Presented by Valentina Corbetta, PhD Research Fellow at The Netherlands Cancer Institute and Maastricht University
Deep learning models for medical image analysis routinely achieve strong performance in controlled settings, yet frequently fail when deployed under real-world distribution shifts. A central reason is their tendency to exploit spurious correlations — visual patterns that are statistically predictive during training but clinically meaningless.
This talk presents work that tackles this problem by anchoring model representations in clinical concepts.We introduce LCRReg, an in-hoc regularisation method that incorporates Latent Concept Representations directly into the training objective, steering intermediate activations toward clinically meaningful subspaces without requiring dense concept annotations across the full training set.

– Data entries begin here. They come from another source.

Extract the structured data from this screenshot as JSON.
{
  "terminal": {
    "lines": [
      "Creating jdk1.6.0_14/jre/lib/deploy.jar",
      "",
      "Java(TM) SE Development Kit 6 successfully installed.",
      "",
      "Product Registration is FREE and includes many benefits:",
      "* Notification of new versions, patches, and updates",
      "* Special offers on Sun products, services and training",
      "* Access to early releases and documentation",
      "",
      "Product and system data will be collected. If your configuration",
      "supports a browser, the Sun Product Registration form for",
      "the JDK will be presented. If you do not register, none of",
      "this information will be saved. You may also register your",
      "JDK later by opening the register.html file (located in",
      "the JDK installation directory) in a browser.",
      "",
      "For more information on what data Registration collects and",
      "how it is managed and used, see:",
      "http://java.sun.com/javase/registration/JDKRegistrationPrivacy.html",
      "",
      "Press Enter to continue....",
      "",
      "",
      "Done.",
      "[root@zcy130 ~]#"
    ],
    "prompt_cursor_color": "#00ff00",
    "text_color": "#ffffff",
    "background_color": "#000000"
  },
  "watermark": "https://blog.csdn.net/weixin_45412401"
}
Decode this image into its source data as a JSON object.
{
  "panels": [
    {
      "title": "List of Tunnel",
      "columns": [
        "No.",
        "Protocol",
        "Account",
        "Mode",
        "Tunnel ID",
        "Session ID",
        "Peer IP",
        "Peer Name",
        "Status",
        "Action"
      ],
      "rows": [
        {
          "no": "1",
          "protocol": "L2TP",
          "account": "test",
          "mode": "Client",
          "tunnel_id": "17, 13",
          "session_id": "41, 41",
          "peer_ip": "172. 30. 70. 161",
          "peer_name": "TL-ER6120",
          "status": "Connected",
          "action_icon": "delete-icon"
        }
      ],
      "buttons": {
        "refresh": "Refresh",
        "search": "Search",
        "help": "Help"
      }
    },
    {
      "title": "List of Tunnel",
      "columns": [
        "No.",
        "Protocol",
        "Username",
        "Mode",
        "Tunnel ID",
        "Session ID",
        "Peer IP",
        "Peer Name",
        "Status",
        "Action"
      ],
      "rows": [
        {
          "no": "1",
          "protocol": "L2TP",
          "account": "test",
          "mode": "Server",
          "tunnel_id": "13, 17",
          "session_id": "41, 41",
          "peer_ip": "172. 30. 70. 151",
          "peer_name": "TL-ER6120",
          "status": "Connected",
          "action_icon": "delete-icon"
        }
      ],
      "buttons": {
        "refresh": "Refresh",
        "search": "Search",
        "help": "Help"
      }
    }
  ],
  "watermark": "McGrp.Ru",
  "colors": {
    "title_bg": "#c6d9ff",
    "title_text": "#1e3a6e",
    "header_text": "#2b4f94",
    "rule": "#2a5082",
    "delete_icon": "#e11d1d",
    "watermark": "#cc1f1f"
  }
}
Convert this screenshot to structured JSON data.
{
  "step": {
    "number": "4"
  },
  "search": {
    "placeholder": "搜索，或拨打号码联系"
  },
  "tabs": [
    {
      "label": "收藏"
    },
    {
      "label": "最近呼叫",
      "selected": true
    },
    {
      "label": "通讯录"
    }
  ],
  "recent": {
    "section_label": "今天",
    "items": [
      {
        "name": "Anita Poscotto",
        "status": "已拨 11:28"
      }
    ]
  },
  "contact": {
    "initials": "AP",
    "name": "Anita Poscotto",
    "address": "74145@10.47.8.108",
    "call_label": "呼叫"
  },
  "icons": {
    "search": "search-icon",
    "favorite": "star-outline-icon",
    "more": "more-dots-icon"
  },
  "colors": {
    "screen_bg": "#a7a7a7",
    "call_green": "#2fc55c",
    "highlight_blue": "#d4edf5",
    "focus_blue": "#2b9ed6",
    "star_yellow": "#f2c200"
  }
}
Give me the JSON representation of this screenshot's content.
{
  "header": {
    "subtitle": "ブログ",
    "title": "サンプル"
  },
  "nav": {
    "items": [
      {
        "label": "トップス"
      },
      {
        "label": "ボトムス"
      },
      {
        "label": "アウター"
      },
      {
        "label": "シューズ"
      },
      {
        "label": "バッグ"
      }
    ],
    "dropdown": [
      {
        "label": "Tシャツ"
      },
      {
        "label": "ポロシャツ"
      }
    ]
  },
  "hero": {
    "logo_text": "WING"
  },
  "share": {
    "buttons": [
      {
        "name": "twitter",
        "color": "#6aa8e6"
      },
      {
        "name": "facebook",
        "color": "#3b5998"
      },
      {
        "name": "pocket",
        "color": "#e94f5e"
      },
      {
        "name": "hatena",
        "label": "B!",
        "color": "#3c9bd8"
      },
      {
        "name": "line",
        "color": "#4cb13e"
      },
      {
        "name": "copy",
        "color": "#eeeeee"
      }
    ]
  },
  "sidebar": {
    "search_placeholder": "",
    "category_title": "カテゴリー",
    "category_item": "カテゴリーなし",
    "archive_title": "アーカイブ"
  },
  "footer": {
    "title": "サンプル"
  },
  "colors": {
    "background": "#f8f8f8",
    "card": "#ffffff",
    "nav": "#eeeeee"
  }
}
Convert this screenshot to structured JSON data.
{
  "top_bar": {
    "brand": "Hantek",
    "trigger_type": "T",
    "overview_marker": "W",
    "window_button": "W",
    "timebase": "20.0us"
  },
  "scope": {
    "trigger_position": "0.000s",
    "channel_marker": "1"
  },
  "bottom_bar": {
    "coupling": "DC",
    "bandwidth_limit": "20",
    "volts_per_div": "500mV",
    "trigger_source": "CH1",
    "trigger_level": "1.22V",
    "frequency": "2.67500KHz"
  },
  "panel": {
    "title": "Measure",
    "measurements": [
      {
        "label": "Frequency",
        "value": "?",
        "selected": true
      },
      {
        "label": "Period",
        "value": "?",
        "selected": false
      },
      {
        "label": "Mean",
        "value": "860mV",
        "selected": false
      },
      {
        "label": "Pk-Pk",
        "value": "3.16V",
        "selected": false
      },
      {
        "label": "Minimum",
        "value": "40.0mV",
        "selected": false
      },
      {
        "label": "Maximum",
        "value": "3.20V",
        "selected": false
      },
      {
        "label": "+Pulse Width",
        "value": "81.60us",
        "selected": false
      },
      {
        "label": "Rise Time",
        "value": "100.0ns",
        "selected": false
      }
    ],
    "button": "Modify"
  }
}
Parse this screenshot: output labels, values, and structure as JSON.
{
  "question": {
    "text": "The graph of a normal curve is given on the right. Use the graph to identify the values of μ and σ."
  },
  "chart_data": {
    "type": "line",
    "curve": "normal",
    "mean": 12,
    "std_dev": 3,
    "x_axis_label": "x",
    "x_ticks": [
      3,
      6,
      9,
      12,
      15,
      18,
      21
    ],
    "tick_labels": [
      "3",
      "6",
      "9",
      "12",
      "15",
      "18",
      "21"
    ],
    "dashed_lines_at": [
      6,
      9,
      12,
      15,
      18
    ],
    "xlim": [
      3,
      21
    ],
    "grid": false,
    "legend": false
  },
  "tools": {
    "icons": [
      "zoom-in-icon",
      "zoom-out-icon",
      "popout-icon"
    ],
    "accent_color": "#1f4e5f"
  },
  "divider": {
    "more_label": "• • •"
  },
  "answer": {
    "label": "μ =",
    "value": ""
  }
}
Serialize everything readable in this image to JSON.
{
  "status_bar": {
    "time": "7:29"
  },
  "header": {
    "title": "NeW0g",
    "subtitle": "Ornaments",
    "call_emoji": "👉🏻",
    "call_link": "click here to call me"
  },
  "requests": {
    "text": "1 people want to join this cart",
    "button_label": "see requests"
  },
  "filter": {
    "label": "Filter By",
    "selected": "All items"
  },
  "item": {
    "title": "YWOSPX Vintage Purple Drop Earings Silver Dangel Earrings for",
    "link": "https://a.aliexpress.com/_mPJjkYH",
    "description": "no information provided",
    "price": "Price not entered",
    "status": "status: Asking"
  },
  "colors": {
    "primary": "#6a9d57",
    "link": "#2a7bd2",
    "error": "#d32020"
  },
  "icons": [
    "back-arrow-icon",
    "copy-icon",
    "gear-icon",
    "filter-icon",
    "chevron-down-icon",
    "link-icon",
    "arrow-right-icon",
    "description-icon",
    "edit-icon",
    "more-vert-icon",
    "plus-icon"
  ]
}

We then extend this investigation to domain-specific medical vision–language models (VLMs), asking whether contrastive pre-training on clinical image–report pairs already confers robustness to spurious features, and whether explicit concept supervision adds further benefit.
Through controlled experiments across two modalities — fundus photography and mammography — we compare architectures spanning a spectrum of concept integration depth. The results reveal a nuanced picture: contrastive pre-training provides partial robustness, but models remain sensitive to strong spurious associations, and deeper concept integration improves counterfactual robustness at the cost of baseline accuracy.
Together, these results highlight both the promise and the current limitations of concept-based approaches for building more reliable medical AI.